Bundesumweltminister Sigmar Gabriel sagte als Gastgeber, der Konferenz sei es gelungen, Maßnahmen im Kampf gegen Biopiraterie anzuregen, nachdem fast 15 Jahre nicht über das Thema gesprochen worden sei. Die Delegierten verabschiedeten einen Fahrplan für Verhandlungen über den Zugang zu genetischen Ressourcen und gerechten Verteilungsausgleich. Bis 2010 sollen die Arbeiten an einem internationalen Regelungswerk abgeschlossen werden.

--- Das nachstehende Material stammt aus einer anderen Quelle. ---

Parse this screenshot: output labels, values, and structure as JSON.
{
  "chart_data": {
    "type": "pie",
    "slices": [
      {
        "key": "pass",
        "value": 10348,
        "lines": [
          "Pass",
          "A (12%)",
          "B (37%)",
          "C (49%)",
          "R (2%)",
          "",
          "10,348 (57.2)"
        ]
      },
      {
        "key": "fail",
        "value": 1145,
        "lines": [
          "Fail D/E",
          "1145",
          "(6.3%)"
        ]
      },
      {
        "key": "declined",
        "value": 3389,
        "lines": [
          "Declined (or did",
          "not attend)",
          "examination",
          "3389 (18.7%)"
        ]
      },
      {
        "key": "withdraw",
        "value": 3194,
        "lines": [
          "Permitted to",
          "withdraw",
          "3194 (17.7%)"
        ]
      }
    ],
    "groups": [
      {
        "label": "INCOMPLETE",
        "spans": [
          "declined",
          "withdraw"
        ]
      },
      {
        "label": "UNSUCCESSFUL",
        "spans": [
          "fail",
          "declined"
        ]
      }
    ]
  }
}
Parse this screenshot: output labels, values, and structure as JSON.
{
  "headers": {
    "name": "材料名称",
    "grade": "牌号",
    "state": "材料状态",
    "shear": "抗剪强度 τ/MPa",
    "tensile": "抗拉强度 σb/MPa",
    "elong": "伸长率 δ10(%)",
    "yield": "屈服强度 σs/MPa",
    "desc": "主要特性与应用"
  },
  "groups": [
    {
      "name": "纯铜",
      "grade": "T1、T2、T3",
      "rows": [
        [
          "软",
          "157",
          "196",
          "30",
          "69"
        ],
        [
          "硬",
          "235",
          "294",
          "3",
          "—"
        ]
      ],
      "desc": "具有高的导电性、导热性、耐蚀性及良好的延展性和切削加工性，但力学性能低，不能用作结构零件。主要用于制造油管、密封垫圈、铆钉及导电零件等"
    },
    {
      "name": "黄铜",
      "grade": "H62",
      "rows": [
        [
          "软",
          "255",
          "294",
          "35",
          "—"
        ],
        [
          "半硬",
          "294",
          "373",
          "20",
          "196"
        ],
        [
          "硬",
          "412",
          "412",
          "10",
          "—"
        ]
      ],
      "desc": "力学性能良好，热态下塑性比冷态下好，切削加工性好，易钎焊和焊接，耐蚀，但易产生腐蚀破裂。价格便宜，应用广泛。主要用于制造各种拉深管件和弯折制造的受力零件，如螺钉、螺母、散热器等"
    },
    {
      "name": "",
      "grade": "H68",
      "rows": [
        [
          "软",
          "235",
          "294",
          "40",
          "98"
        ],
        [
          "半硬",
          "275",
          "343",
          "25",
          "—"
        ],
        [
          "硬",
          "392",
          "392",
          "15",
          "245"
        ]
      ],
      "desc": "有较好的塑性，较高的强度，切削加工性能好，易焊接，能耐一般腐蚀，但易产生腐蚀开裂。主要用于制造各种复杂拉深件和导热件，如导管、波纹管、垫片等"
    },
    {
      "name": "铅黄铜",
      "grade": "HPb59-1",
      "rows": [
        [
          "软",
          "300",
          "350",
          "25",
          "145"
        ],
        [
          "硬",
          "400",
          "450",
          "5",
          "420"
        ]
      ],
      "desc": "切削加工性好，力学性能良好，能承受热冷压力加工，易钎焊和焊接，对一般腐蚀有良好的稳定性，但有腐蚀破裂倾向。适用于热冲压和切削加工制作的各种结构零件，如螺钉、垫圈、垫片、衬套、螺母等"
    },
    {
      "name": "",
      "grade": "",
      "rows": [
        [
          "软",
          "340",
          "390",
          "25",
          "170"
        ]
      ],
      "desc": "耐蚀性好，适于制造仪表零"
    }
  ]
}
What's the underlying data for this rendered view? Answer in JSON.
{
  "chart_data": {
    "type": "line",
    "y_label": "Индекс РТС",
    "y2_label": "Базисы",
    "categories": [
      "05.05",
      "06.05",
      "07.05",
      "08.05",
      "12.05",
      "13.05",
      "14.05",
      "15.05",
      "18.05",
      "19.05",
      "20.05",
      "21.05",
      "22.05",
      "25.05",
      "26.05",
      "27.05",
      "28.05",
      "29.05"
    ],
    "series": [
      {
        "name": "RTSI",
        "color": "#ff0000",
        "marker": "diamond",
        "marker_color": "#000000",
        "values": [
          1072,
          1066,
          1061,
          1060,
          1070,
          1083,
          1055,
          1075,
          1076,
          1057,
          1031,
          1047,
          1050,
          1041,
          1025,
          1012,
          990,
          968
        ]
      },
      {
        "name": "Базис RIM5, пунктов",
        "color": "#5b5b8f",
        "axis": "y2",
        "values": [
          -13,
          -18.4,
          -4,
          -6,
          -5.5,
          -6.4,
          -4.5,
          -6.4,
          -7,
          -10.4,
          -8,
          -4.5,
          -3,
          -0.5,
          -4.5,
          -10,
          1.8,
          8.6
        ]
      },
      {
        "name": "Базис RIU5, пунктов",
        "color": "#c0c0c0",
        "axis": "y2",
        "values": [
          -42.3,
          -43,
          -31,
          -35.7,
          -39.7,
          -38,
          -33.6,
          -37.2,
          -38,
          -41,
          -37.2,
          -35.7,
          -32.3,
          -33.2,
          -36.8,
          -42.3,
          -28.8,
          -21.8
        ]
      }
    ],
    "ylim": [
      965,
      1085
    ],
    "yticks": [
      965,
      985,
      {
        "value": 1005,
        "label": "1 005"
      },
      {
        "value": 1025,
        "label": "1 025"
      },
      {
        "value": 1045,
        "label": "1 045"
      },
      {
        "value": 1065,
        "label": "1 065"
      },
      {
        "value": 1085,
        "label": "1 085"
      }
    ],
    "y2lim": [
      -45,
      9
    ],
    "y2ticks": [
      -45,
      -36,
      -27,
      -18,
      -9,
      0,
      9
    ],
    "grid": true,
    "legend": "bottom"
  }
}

Außerdem wollen mehr als 30 Länder und Regionen zusätzliche Flächen in einer Größe von mehr als 65 Millionen Hektar als Naturschutzgebiet bereitstellen. Die Bundesregierung hatte dafür die Life-Web-Initiative angestoßen. Sie hat zum Ziel, Länder, die Schutzgebiete ausweisen wollen, mit denjenigen zusammenbringen, die sie finanzieren können.
Gabriel betonte, «ziemlich verrückte Ideen» wie die Ozeandüngung seien vom Tisch. Durch Eisen-Düngung sollte eine Algenblüte ausgelöst werden, die das Klimagas CO2 bindet.
Nach Ansicht des Umweltministers hat die Bonner Konferenz der 1992 beschlossenen Konvention über die biologische Vielfalt (CBD) neuen Schwung verliehen. «Die Wahrheit ist ja, dass die Konvention fast tot war.»
EU-Umweltkommissar Stavros Dimas sprach von einem «Meilenstein zum Schutz der Artenvielfalt.» Dimas pries die Bundesregierung für «ihre herausragende Konferenzleitung, die zu diesen ambitionierten Ergebnissen geführt hat».